Tutte le tracce dell’album, quattro di Cavallanti ed una di Tononi, recano una dedica e forniscono un indirizzo, più che musicale, ambientale e geolocalizzante: «The Dreamtime» (To The Native People Of Australia and Bruce Chatwin) dura oltre diciassette minuti ed è la degna title-track di un lungo viaggio per terre lontane, antiche popolazioni ed orizzonti sonori inesplorati, attraverso cambi di passo e di mood che fungono da spartiacque tra i vari capitoli di una narrazione sempre in crescendo, dove il contrasto e l’incastro tra la sezione fiati e la retroguardia ritmica raggiunge degli alti livelli di eccellenza, specie negli assoli di Cavallanti e Ottaviano che animano un’irrequieta prima linea. «Black Leo» (To Pharoah Sanders ed Angelo Tarocchi) è un’altra lunga odissea sonora spalmata sul tempo di quattordici minuti e due secondi, propedeutica ad un’architettura sonora ribollente ed a mosaico, a tratti sospesa, dove lo spirito estremo del «Faraone» e quello del Mingus, più arcigno e razionale, sembrano ignorarsi, scontrarsi, evitarsi e compensarsi. Segue «Mbizo» (To Johnny Dyani). La dedica a Johnny Mbizo Dyani, sfortunato contrabbassista Sudafricano di colore morto a soli quarant’anni, collaboratore tra gli altri di Steve Lacy e Don Cherry, diventa un indicatore di marcia ben preciso, questa è la traccia dell’album più afro e terzomondista, alimentata dalle ritmiche di Tononi.

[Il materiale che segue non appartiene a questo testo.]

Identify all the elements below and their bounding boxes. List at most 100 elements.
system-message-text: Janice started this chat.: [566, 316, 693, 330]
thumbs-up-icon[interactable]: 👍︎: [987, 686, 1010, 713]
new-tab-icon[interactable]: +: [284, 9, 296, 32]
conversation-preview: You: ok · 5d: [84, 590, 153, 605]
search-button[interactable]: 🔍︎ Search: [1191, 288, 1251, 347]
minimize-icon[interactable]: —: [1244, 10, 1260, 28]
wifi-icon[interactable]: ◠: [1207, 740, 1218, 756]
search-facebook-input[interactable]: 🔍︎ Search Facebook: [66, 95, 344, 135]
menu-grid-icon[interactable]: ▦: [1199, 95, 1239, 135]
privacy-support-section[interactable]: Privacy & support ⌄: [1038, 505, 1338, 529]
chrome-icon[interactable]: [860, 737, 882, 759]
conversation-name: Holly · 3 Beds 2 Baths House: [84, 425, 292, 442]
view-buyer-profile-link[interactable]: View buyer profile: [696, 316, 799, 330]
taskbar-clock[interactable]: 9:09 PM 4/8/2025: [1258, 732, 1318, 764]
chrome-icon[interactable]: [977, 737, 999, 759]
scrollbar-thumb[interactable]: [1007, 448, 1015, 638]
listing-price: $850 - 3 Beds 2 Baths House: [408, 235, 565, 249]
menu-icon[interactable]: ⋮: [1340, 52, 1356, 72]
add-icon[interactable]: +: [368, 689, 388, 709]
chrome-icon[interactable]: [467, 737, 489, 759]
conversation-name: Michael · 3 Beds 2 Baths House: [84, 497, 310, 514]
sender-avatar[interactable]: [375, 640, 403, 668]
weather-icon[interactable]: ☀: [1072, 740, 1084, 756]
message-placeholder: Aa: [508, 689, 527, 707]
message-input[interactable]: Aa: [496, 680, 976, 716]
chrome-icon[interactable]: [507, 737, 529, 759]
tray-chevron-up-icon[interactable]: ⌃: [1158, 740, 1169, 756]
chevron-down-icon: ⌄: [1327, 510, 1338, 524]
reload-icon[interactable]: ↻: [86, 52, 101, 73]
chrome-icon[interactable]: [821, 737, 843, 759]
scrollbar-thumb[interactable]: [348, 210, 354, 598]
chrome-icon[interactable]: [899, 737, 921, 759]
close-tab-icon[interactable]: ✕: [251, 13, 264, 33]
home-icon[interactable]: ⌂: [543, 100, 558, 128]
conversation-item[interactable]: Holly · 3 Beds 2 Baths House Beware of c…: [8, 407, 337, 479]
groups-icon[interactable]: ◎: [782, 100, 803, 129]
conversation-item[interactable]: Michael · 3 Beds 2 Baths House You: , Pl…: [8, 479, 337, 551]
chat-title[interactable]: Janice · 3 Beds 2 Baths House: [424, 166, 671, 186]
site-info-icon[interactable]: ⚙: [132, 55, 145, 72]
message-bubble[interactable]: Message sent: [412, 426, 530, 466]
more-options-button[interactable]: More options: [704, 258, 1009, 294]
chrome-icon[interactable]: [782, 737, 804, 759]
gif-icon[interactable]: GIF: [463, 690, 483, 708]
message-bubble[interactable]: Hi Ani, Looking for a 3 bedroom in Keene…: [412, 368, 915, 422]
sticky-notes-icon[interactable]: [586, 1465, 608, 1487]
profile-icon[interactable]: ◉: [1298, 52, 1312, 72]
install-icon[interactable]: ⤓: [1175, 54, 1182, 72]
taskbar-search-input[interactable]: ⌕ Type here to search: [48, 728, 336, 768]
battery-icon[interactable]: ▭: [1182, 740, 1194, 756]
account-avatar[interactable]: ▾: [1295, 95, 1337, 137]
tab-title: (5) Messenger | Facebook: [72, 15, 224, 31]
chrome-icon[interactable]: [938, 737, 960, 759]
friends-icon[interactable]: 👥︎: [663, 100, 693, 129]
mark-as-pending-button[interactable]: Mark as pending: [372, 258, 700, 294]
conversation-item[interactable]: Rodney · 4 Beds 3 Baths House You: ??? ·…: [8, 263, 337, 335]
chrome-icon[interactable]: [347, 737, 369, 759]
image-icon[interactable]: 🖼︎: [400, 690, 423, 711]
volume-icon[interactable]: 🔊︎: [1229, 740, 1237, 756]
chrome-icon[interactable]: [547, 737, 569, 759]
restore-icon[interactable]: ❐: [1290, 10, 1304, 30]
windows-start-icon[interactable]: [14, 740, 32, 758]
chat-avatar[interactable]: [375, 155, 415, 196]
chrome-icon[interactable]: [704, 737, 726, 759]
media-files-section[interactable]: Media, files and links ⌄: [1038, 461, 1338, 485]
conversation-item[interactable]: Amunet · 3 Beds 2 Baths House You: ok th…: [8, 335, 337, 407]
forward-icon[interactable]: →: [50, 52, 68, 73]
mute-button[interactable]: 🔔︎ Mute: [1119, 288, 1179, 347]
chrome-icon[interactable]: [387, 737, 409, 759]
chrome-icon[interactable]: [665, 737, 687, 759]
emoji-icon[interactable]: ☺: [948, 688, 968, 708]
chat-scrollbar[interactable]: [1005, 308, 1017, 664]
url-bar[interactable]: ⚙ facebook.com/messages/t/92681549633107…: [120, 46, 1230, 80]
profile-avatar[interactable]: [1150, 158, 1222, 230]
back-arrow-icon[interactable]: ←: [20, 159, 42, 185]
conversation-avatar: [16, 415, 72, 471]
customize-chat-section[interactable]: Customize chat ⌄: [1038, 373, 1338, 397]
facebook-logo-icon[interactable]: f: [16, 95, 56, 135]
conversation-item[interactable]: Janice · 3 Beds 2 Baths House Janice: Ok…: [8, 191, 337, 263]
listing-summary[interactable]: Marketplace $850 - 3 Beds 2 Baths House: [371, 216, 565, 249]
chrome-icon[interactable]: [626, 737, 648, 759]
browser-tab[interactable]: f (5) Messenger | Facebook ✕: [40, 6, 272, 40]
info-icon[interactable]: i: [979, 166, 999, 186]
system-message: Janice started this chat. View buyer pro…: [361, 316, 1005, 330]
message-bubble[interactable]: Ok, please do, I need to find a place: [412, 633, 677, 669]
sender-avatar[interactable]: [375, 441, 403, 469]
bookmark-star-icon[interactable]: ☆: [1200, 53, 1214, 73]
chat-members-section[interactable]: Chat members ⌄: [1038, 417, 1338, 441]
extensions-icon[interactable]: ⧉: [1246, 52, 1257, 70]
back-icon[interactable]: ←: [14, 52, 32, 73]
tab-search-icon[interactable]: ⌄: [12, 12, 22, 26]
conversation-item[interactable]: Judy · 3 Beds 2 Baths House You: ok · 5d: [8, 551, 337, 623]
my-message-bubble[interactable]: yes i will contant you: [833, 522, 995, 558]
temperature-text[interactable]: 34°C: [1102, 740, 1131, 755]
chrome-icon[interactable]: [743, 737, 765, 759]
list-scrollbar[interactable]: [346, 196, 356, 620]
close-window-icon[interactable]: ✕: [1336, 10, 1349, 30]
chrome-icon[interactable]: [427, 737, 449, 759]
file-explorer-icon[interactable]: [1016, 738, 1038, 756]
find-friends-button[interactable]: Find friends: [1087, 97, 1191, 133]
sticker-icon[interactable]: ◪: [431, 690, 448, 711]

Con «Sean Tones» (For Sean Bergin) dedicata ad un altro musicista sudafricano bianco legato alle avanguardie, sassofonista e flautista, è un segnale ben preciso. In questo caso possiamo parlare di un minimalismo in crescendo, dove le ritmiche ed il suono flautato proveniente dal front line sembrano percorrere traiettorie multitematiche, a tratti afro-caraibiche, mentre il suono bicanalizzato con l’apporto dei tromboni e dei due bassi s’intensifica sempre di più. Il finale del disco è segnato da «Stalking Moon» una lunga suite in tre parti composta da Tiziano Tononi. Il concept ritmico-armonico è strutturato come la trama di un film in tre tempi: A-«The Capture» (La cattura), B-«Ambushes» (Gli agguati) e C-«Conclusion» (Conclusione): musicalmente è la quntessenza di un jazz multistrato e free-form, con qualche riferimento al Mingus più orchestrato, in cui momenti di estrema abrasività e dissonanza si ricompongono in uno sviluppo tematico fortemente melodico e metabolizzabile anche dall’ascoltatore meno ferrato in materia. «The Dreamtime» di Daniele Cavallanti & Songlines Band rappresenta la supremazia di un jazz ipermodale a volo libero, che a tratti guarda nello specchietto revisore e versa notevoli tributi nelle casse di un inevitabile passato fatto di gesta eroiche e nomi illustri, ma declinato senza complessi, dove l’ensemble, nessuno escluso, supera sé stesso portando il fruitore oltre il tempo, lo spazio e le mode.